Native uses a zero waste injected molds to make each shoe, and uses a low energy emissions manufacturing process. Their shoes are also free of animal by-products. (The vegetarian-who-sometimes-wears-leathers is quite happy about that.)
On top of the greenliness characteristics of Native shoes, they are also lightweight, washable, odor resistant and mold to the wearer’s feet.
With summer coming to a close, and being very eager to try a shoe on Cub from this Vancouver-based brand, I was psyched to find out that they also make boots!
Since he started walking, we’ve struggled finding the right shoes for Cub. He has a fairly “bumpy” and wide foot, and cramming his feet into rubber boots has always been awkward. Last fall, he ended up with a bruised toe because his Mama shoved his foot into a boot that was too narrow.

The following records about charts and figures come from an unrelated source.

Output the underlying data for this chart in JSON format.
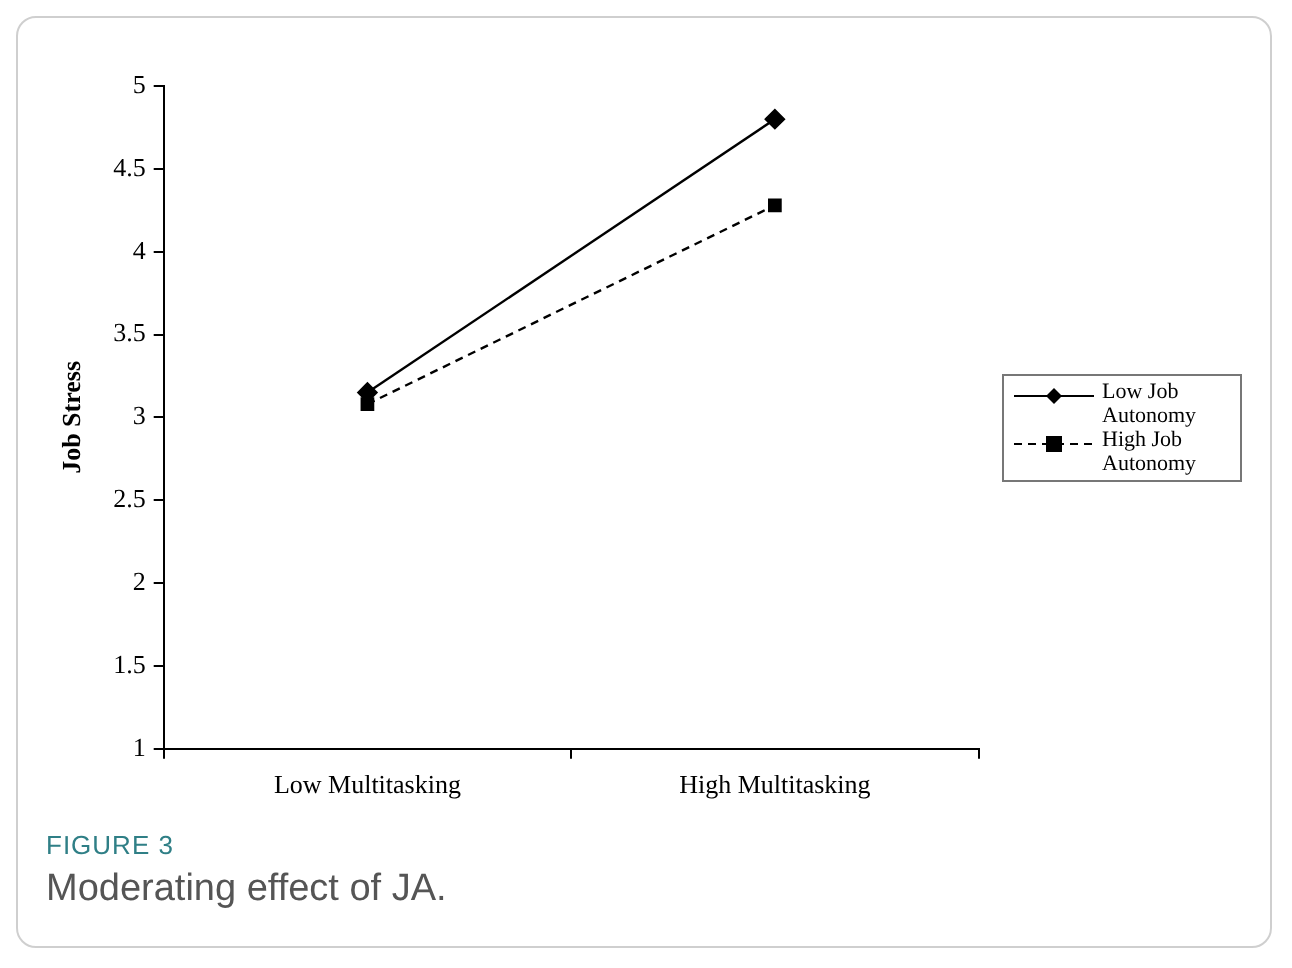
{
  "chart_data": {
    "type": "line",
    "ylabel": "Job Stress",
    "categories": [
      "Low Multitasking",
      "High Multitasking"
    ],
    "series": [
      {
        "name": "Low Job Autonomy",
        "color": "#000000",
        "values": [
          3.15,
          4.8
        ],
        "marker": "diamond",
        "line_style": "solid"
      },
      {
        "name": "High Job Autonomy",
        "color": "#000000",
        "values": [
          3.08,
          4.28
        ],
        "marker": "square",
        "line_style": "dashed"
      }
    ],
    "ylim": [
      1,
      5
    ],
    "yticks": [
      1,
      1.5,
      2,
      2.5,
      3,
      3.5,
      4,
      4.5,
      5
    ],
    "grid": false,
    "legend": "right",
    "annotations": [
      "FIGURE 3",
      "Moderating effect of JA."
    ]
  }
}
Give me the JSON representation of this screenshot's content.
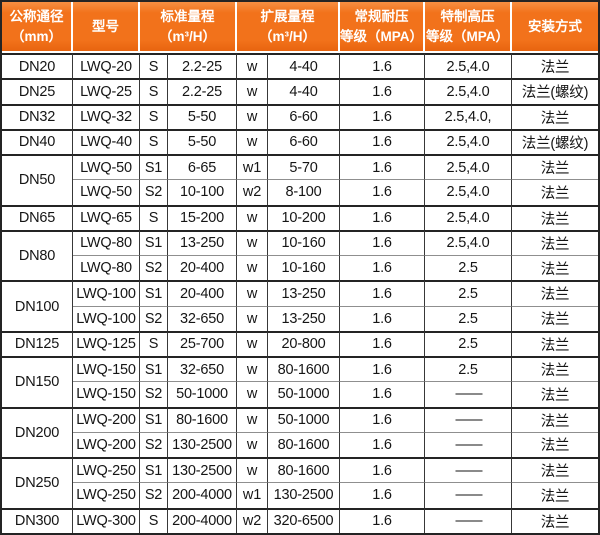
{
  "colors": {
    "header_bg": "#f2721b",
    "header_text": "#ffffff",
    "grid_strong": "#242424",
    "grid_light": "#8f8f8f",
    "body_text": "#151515"
  },
  "table": {
    "header": {
      "col_dn": "公称通径\n（mm）",
      "col_model": "型号",
      "col_std": "标准量程\n（m³/H）",
      "col_ext": "扩展量程\n（m³/H）",
      "col_normal": "常规耐压\n等级（MPA）",
      "col_high": "特制高压\n等级（MPA）",
      "col_install": "安装方式"
    },
    "groups": [
      {
        "dn": "DN20",
        "rows": [
          {
            "model": "LWQ-20",
            "s": "S",
            "std": "2.2-25",
            "w": "w",
            "ext": "4-40",
            "pn": "1.6",
            "ph": "2.5,4.0",
            "install": "法兰"
          }
        ]
      },
      {
        "dn": "DN25",
        "rows": [
          {
            "model": "LWQ-25",
            "s": "S",
            "std": "2.2-25",
            "w": "w",
            "ext": "4-40",
            "pn": "1.6",
            "ph": "2.5,4.0",
            "install": "法兰(螺纹)"
          }
        ]
      },
      {
        "dn": "DN32",
        "rows": [
          {
            "model": "LWQ-32",
            "s": "S",
            "std": "5-50",
            "w": "w",
            "ext": "6-60",
            "pn": "1.6",
            "ph": "2.5,4.0,",
            "install": "法兰"
          }
        ]
      },
      {
        "dn": "DN40",
        "rows": [
          {
            "model": "LWQ-40",
            "s": "S",
            "std": "5-50",
            "w": "w",
            "ext": "6-60",
            "pn": "1.6",
            "ph": "2.5,4.0",
            "install": "法兰(螺纹)"
          }
        ]
      },
      {
        "dn": "DN50",
        "rows": [
          {
            "model": "LWQ-50",
            "s": "S1",
            "std": "6-65",
            "w": "w1",
            "ext": "5-70",
            "pn": "1.6",
            "ph": "2.5,4.0",
            "install": "法兰"
          },
          {
            "model": "LWQ-50",
            "s": "S2",
            "std": "10-100",
            "w": "w2",
            "ext": "8-100",
            "pn": "1.6",
            "ph": "2.5,4.0",
            "install": "法兰"
          }
        ]
      },
      {
        "dn": "DN65",
        "rows": [
          {
            "model": "LWQ-65",
            "s": "S",
            "std": "15-200",
            "w": "w",
            "ext": "10-200",
            "pn": "1.6",
            "ph": "2.5,4.0",
            "install": "法兰"
          }
        ]
      },
      {
        "dn": "DN80",
        "rows": [
          {
            "model": "LWQ-80",
            "s": "S1",
            "std": "13-250",
            "w": "w",
            "ext": "10-160",
            "pn": "1.6",
            "ph": "2.5,4.0",
            "install": "法兰"
          },
          {
            "model": "LWQ-80",
            "s": "S2",
            "std": "20-400",
            "w": "w",
            "ext": "10-160",
            "pn": "1.6",
            "ph": "2.5",
            "install": "法兰"
          }
        ]
      },
      {
        "dn": "DN100",
        "rows": [
          {
            "model": "LWQ-100",
            "s": "S1",
            "std": "20-400",
            "w": "w",
            "ext": "13-250",
            "pn": "1.6",
            "ph": "2.5",
            "install": "法兰"
          },
          {
            "model": "LWQ-100",
            "s": "S2",
            "std": "32-650",
            "w": "w",
            "ext": "13-250",
            "pn": "1.6",
            "ph": "2.5",
            "install": "法兰"
          }
        ]
      },
      {
        "dn": "DN125",
        "rows": [
          {
            "model": "LWQ-125",
            "s": "S",
            "std": "25-700",
            "w": "w",
            "ext": "20-800",
            "pn": "1.6",
            "ph": "2.5",
            "install": "法兰"
          }
        ]
      },
      {
        "dn": "DN150",
        "rows": [
          {
            "model": "LWQ-150",
            "s": "S1",
            "std": "32-650",
            "w": "w",
            "ext": "80-1600",
            "pn": "1.6",
            "ph": "2.5",
            "install": "法兰"
          },
          {
            "model": "LWQ-150",
            "s": "S2",
            "std": "50-1000",
            "w": "w",
            "ext": "50-1000",
            "pn": "1.6",
            "ph": "——",
            "install": "法兰"
          }
        ]
      },
      {
        "dn": "DN200",
        "rows": [
          {
            "model": "LWQ-200",
            "s": "S1",
            "std": "80-1600",
            "w": "w",
            "ext": "50-1000",
            "pn": "1.6",
            "ph": "——",
            "install": "法兰"
          },
          {
            "model": "LWQ-200",
            "s": "S2",
            "std": "130-2500",
            "w": "w",
            "ext": "80-1600",
            "pn": "1.6",
            "ph": "——",
            "install": "法兰"
          }
        ]
      },
      {
        "dn": "DN250",
        "rows": [
          {
            "model": "LWQ-250",
            "s": "S1",
            "std": "130-2500",
            "w": "w",
            "ext": "80-1600",
            "pn": "1.6",
            "ph": "——",
            "install": "法兰"
          },
          {
            "model": "LWQ-250",
            "s": "S2",
            "std": "200-4000",
            "w": "w1",
            "ext": "130-2500",
            "pn": "1.6",
            "ph": "——",
            "install": "法兰"
          }
        ]
      },
      {
        "dn": "DN300",
        "rows": [
          {
            "model": "LWQ-300",
            "s": "S",
            "std": "200-4000",
            "w": "w2",
            "ext": "320-6500",
            "pn": "1.6",
            "ph": "——",
            "install": "法兰"
          }
        ]
      }
    ]
  }
}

The weight of a lot of the boots we tried on him was also a cause for concern. I remember a pair of lined fall boots in a box of hand me downs that I pulled out last year that were like bricks! I put them on him once, and he was walking like Frankenstein.
Besides Native’s obvious eco-conscious business model, the lightweight design, drawstring opening and side zipper really appealed to me in the Jimmy Child Crayon Yellow Winters:
Alright, so, straight out of the box, I loved them. But what about once I got them on Cub’s feet?
First of all, being able to unzip and loosen up the drawstring laces makes putting these boots on far easier than other boots we’ve tried. Second of all, he didn’t walk like Frankenstein: he was running, jumping and climbing in his Natives!
He has full mobility at the playground: they don’t fly off when he’s swinging, trip him up when he’s climbing up the ladders or working his way up the slide (who slides down slides these days?!). Because the tongue of the boot is sewn to the edges, there are no sneaky spots for playground sand to sneak it, either! (With his pant cuffs on top of his boots, we come home without the entire sandbox!) On the soccer pitch, no boots come flying off when he kicks, and he can run the length of it with ease.
Note that Native Boots are not marketed as rain boots. While the EVA sole is water resistant and sufficient for walking around in an urban environment, the lace up feature means they aren’t water proof. We did some serious puddle jumping, and his socks definitely got wet. But the lace up feature means a secure and flexible fit for my little super hero!
Luckily, in Montreal, fall is not a season of torrential rain… it’s just cool and a bit damp! The boots are perfect for us until it’s time to pull out the -40C-rated snow boots (not looking forward to that). Native Jimmy Winters aren’t rated for any specific temperature, they’re not snow boots. (They also come in an unlined version, by the way.) I think Cub’s toes will be toasty enough until the temperature starts dipping below 0.
Unlike traditional rubber boots, I don’t have to worry about his Jimmy Boots being kicked off when I am wearing him in the Tula, or when he’s riding in the stroller or shopping cart.
Do I wish they could both lace up and be totally water proof for my puddle jumper? Sure. But I’m willing to compromise because of the sheer comfort and flexibility these boots offer Cub as we walk around our neighbourhood this fall. He can crouch, jump, run and climb with ease. I love that these boots are so unbelievably light (you’ll be surprised when you pick up a pair), giving my Cub the freedom of movement he’ll be longing for come winter, when I’ll be zipping him into a snowsuit that I’m confident he’ll come to loathe!
Are Native Shoes big where you live?